In total the plots have an enormous ground floor area of 480 sq metres (approx 5170 sq ft), and any purchaser would have the opportunity to create a really substantial and unique home out of these three distinctive and diverse properties.
Formerly the residence of James de Vere Allen – scholar of Swahili history and culture and founding curator of Lamu Museum, a large and imposing house in an elevated position close to Lamu’s main street and dating back to the 19th Century.
The house sits on one of the old town’s nicest and most historic streets – very close to the fort, town square and seafront. The whole property is bordered on two other sides by quiet alleyways. On the ground floor there are six interconnecting rooms, on the first floor five interconnecting rooms, and on the second floor two very lofty makuti-thatched rooms and a spacious open terrace with sea views.

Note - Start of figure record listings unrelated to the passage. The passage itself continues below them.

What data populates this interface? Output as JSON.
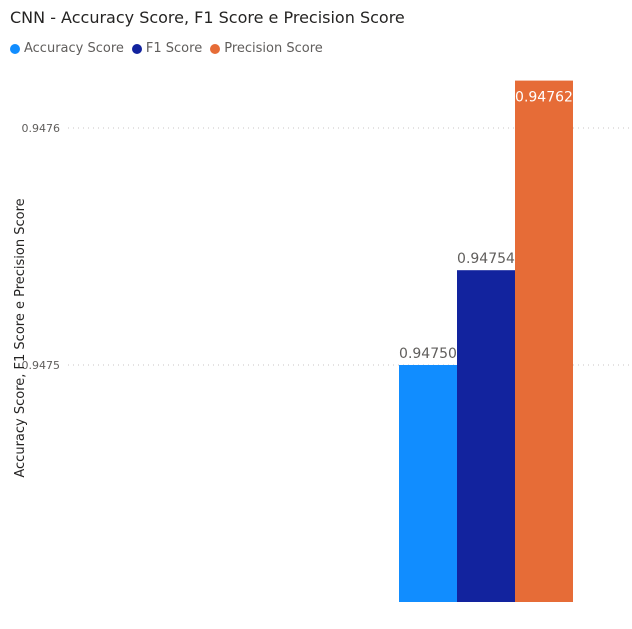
{
  "chart_data": {
    "type": "bar",
    "title": "CNN - Accuracy Score, F1 Score e Precision Score",
    "ylabel": "Accuracy Score, F1 Score e Precision Score",
    "xlabel": "",
    "ylim": [
      0.9474,
      0.94765
    ],
    "yticks": [
      0.9475,
      0.9476
    ],
    "ytick_labels": [
      "0.9475",
      "0.9476"
    ],
    "grid": true,
    "legend_position": "top-left",
    "categories": [
      ""
    ],
    "series": [
      {
        "name": "Accuracy Score",
        "values": [
          0.9475
        ],
        "label": "0.94750",
        "color": "#118DFF"
      },
      {
        "name": "F1 Score",
        "values": [
          0.94754
        ],
        "label": "0.94754",
        "color": "#12239E"
      },
      {
        "name": "Precision Score",
        "values": [
          0.94762
        ],
        "label": "0.94762",
        "color": "#E66C37"
      }
    ]
  }
}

The house is in good structural condition, and features several beautiful antique carved doors and numerous shuttered and louvered hardwood windows and doors, but is in need of some renovation, redecoration and modernisation. The owner, himself an architect, has detailed plans for the improvement of the house, the installation of new kitchens and bathrooms etc
A big single-storey building built in traditional Swahili style, consisting of two large, long and particularly high-ceilinged galleries, together with two bedrooms, shady courtyard, bathroom, kitchen area and store. The Swahili house adjoins the main house and is linked by a staircase and a large flat-roofed area. It also has its own separate entrance close to Lamu’s main street.
Again the property is strongly built and well maintained and could be renovated and extended as much or as little as one might want to. It would be possible to link both houses together on the ground and first floors, and to extend the Swahili house upwards by one or more storeys. Alternatively it could remain as spacious self-contained accommodation - or find use as an artist’s studio or other workspace.
A large and really atmospheric ‘secret garden’, containing in part of the remains of a historic mosque dating back to the 16th or 17th Century. The garden adjoins the main house and consists of a variety of levels and terraces and paved areas and balconies, with attractive coral rag walls and ancient archways, steps and seating areas.
It has a separate entrance from the street with huge and impressive wooden double doors. The whole garden area is planted with mature trees and flowering plants including coconut palms, frangipani, neem trees and pink and white bougainvillea.